Die Niederlande wollen bis zum Jahr 2030 aus der Förderung von Erdgas aussteigen. Ausschlaggebend für die Entscheidung war das Erdbeben am 8. Januar in Zeerijp, 40 Kilometer entfernt von der deutschen Grenze, berichtet die Agentur für Erneuerbare Energien (AEE) aus Berlin in ihrem aktuellen Newsletter „Renews“.
Das Beben der Stärke 3,4 auf der Richterskala war das stärkste seit fünf Jahren in der Region. Da aufgrund der Erdgasförderung der Druck in der Sandsteinschicht nachlässt, werden die Gesteinsschichten zusammengequetscht, was zu den Erdbeben führt, so die AEE. Seit 1986 gab es in der Region mehr als 1.000 Beben.
Bevölkerung protestierte gegen Erdgasförderung
Die Stimmen der einheimischen Bevölkerung, die Erdgasförderung in der Region Groningen zu beenden, fanden nach Jahren des Protests Gehör.
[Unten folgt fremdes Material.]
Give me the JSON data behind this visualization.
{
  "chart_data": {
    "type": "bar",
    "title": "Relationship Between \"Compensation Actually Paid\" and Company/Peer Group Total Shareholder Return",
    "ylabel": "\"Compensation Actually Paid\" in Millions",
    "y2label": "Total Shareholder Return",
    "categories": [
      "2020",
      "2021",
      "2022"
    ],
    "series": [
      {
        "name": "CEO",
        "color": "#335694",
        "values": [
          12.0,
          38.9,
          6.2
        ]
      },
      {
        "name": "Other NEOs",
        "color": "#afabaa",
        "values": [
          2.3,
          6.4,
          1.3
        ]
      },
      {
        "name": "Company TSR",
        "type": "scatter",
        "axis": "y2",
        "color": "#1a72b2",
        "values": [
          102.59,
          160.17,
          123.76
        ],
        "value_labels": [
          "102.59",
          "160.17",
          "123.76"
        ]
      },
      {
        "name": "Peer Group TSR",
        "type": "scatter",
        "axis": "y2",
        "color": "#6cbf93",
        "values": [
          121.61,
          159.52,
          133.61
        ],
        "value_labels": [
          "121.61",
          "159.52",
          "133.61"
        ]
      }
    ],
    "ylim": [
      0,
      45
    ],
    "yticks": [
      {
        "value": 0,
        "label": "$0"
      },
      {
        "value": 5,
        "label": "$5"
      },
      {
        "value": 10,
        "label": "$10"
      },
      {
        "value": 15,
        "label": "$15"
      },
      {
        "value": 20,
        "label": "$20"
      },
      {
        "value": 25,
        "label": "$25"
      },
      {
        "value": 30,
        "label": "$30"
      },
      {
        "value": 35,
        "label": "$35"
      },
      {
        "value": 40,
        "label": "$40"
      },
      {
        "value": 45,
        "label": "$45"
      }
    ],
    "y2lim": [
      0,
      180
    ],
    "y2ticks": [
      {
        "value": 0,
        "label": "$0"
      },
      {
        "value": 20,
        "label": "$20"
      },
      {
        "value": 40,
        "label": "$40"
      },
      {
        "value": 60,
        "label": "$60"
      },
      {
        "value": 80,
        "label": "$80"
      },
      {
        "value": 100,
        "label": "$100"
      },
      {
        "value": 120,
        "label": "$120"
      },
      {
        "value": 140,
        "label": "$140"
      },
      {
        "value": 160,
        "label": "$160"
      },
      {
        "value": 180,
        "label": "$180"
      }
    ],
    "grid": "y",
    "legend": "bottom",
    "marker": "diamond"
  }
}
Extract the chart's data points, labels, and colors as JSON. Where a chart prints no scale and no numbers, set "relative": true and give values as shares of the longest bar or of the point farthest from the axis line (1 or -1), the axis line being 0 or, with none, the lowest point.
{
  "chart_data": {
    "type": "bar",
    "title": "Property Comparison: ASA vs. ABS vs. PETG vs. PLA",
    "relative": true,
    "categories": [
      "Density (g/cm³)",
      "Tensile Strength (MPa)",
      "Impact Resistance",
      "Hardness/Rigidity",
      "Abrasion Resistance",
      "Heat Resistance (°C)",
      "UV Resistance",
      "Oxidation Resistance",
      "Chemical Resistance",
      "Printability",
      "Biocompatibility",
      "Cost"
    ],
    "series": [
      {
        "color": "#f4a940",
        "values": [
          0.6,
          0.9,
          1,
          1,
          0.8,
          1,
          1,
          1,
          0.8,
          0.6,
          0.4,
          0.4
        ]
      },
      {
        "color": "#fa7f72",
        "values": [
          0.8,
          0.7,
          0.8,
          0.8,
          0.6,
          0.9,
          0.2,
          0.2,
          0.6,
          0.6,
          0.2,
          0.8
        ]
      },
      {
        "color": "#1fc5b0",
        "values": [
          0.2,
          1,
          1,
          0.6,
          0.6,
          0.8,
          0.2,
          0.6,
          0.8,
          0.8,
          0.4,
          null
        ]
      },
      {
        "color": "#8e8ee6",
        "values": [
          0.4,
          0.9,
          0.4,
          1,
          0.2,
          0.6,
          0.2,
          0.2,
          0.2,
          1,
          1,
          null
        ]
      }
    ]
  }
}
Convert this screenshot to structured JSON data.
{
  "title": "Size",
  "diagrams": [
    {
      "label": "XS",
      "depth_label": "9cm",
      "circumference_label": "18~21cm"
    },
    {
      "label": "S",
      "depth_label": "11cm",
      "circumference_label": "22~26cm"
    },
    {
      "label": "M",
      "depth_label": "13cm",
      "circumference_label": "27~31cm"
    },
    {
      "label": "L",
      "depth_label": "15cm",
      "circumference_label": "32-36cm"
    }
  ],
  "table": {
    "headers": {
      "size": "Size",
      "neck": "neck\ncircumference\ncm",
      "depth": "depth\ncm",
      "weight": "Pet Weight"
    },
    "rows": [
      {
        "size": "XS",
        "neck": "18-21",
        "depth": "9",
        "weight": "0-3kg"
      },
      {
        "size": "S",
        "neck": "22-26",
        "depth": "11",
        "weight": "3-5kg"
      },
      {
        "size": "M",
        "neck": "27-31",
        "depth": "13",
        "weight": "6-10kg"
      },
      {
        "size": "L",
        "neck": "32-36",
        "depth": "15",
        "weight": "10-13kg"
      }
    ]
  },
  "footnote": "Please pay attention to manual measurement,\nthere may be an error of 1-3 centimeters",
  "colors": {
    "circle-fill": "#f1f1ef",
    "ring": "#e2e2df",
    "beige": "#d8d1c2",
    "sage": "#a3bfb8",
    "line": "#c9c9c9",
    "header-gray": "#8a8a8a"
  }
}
Nicht zuletzt, da die Bergaufsicht Warnstufe Rot ausrief und „eine erhebliche Produktionsreduktion“ empfahl.
Bis spätestens 2022 soll die Förderung in der Region annähernd halbiert werden. Ein sofortiger Ausstieg sei nicht möglich, da die niederländische Regierung langfristige Lieferverträge mit Deutschland, Frankreich und Belgien abgeschlossen habe, so die AEE.
Nach Angaben des Bundeswirtschaftsministeriums bezog Deutschland im Jahr 2016 fast ein Drittel seines Erdgases aus der Region Groningen. Rund 5 Millionen deutsche Haushalte sind von dem niederländischen L-Gas (Low calorific gas) abhängig, das einen geringeren Methangehalt als H-Gas (High calorific gas) hat. In den Niederlanden selbst heizen 90 Prozent aller Haushalte mit dem Erdgas. Da zahlreiche Heizungen nur mit L-Gas funktionieren, stehen kostspielige Umrüstungen an.
Auch der Bau einer Stickstoffanlage für eine halbe Milliarde Euro stehe zur Debatte, die importiertes H-Gas für einen problemlosen Gebrauch in L-Gasheizungen umwandeln könne. Aufgrund der hohen Kosten und der Fertigstellung der Anlage bis 2022 stehe der Plan in der Kritik. Denn die Anlage wäre wegen der Energiewende möglicherweise nur wenige Jahre im Einsatz.
Wichtige Einnahmequelle fällt weg
Mit der Stilllegung könnte der niederländische Staat eine bedeutende Einnahmequelle verlieren. So nahm er seit den 1960er Jahren fast 300 Milliarden Euro ein. Mit dem Geld wurde überwiegend der Ausbau des Sozialstaats finanziert. Das Erdgasfeld in der Region Groningen wurde im Jahr 1959 entdeckt. Es gilt aufgrund seiner gefundenen Reserven von 2,8 Billionen Kubikmetern (900 Quadratkilometer groß und bis zu 300 Meter dick) als eines der größten der Welt. Im vergangenen Jahr wurden 23,6 Milliarden Kubikmeter gefördert. Die Niederlande sind innerhalb der Europäischen Union der größte Erdgasproduzent und -exporteur, heißt es in den „Renews“.
Umstrittene Fracking-Bohrungen
Vor fünf Jahren erwogen die Niederlande in der Grenzregion zu Deutschland Fracking-Bohrungen durchzuführen. Beim Fracking wird in drei Kilometern Tiefe ein Gemisch aus Chemikalien, Wasser und Sand mit Hochdruck in Schiefer-, Ton, Mergel- oder Kohleflözgestein gepresst. Bei diesem Vorgang wird Gestein aufgespalten, das darin enthaltene Erdgas kann gefördert werden. Die niederländische Regierung nahm Abstand von dem Plan, da es unter anderem Proteste der Landesregierungen Niedersachsens und Nordrhein-Westfalens gab. Das Fracking-Verfahren steht aufgrund seiner Umweltfolgen in der Kritik. Anfang Mai wurde bekannt, dass Niedersachsen Fracking-Bohrungen auf eigenem Gebiet nicht mehr ausschließt.